Il y a cent ans, le 14 juillet 1915, les troupes françaises qui allaient être engagées dans l’offensive du Linge défilaient devant le généralissime Joffre à Wesserling. Celui-ci avait décidé, après la victoire de Metzeral, d’engager une deuxième phase orientée vers la conquête des sommets, en vue de la prise de Munster. C’était son plan initial, qui aurait pu être modifié en profitant de la désorganisation occasionnée par les combats de la vallée de la Fecht. Son option mènera au drame du Linge.
Parmi les unités qui sont inspectées ce jour-là, il y a aussi le 5e BCP dont le commandant Barberot avait pris le commandement le 26 juin précédent. Ils semblent que l’inspection se déroule un peu plus loin, à Krüth, où est stationnée l’unité depuis plusieurs jours. Le bataillon est au repos depuis le 4 juillet 1915, après les terribles combats de l’Hilsenfirst. Il a d’abord stationné au Breitfirst, où il a reçu une nouvelle instruction par son commandant et complété dans ses effectifs. Puis il descend à Kruth, où il alterne repos et formation. Le 18 juillet, il part pour Mittlach puis reprendra la route du front le 21 juillet, direction le Linge.

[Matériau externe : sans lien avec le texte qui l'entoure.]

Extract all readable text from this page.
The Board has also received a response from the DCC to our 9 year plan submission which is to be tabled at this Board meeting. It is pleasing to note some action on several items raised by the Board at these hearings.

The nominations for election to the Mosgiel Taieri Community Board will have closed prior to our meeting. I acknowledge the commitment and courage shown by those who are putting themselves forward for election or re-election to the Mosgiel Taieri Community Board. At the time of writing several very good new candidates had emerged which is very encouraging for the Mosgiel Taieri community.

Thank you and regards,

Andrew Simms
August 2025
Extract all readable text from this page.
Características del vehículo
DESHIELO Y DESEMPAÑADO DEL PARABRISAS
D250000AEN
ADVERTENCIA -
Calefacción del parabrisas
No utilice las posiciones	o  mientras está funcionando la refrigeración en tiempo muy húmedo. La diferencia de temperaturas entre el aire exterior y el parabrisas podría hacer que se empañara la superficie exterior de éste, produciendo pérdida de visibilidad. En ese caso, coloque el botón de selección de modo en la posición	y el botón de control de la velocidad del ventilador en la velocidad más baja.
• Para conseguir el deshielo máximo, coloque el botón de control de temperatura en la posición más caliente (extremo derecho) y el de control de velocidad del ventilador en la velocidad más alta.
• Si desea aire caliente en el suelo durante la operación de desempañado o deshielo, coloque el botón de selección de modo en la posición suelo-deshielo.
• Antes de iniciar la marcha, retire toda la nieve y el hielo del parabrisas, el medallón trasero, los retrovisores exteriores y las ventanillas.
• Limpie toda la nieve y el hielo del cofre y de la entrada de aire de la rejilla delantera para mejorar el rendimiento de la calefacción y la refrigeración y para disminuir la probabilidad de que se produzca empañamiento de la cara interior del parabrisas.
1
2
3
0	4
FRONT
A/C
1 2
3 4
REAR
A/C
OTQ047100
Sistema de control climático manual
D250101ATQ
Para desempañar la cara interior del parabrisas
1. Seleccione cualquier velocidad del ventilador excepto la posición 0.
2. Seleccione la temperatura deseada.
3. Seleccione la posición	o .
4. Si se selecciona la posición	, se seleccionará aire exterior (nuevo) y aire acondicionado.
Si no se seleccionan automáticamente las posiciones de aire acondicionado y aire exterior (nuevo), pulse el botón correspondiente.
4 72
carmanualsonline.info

Dans son témoignage Dans la Fournaise du Linge, le sergent Joseph-Auguste Bernardin raconte cette journée du 14 juillet 1915 :
Revue du bataillon à Krüth, par le généralissime Joffre. Le bataillon est formé en lignes de colonnes de compagnie. Le général arrive en auto. D’un pas encore alerte, il passe, en petite tenue, sur le front des troupes, dévisageant nez à nez les hommes du premier rang, et les inspectant des pieds à la tête. Je regrette que ma place de serre-file derrière la 2e section me tienne si loin: je voudrais plonger mes yeux dans ceux du grand chef et emporter comme un souvenir l’expression de son regard. Je n’en garde que l’image d’un homme grisonnant sous son képi à feuilles de chêne, assez puissant, presque bedonnant dans sa vareuse noire et son pantalon rouge.
Charles Barberot quant à lui avait déjà rencontré Joffre au début de sa carrière militaire, à Madagascar, le 15 juin 1900. Joffre, encore colonel et issu de l’arme du génie, avait participé à l’aventure coloniale, comme Gallieni ou Lyautey. Il s’était notamment illustré au Soudan français, en constituant une colonne qui secourut les restes d’une unité française à Tombouctou. Dans ses carnets, Barberot en donne la description suivante en 1900 :
Le colonel Joffre a une belle figure. Il est blond, le teint très frais et très blanc, pas brûlé du tout, l’œil vif. Et cependant c’est déjà, quoique du génie, un vieux colonial.
Le 14 juillet suivant, il sera invité avec les autres officiers par le général Galliéni, commandant en chef à Madagascar, puis reçu au bal par le même colonel Joffre. Il écrit de cette soirée :
Le soir, bal chez le colonel Joffre. Beaucoup d’officiers s’y pressaient et parmi eux les officiers de l’état-major amenés par le général Galliéni. Le manque de femmes se faisait sentir. Il y avait là deux femmes d’officiers, trois de fonctionnaires, deux d’employés de la Compagnie des Messageries. Le reste ne vaut pas la peine d’être cité.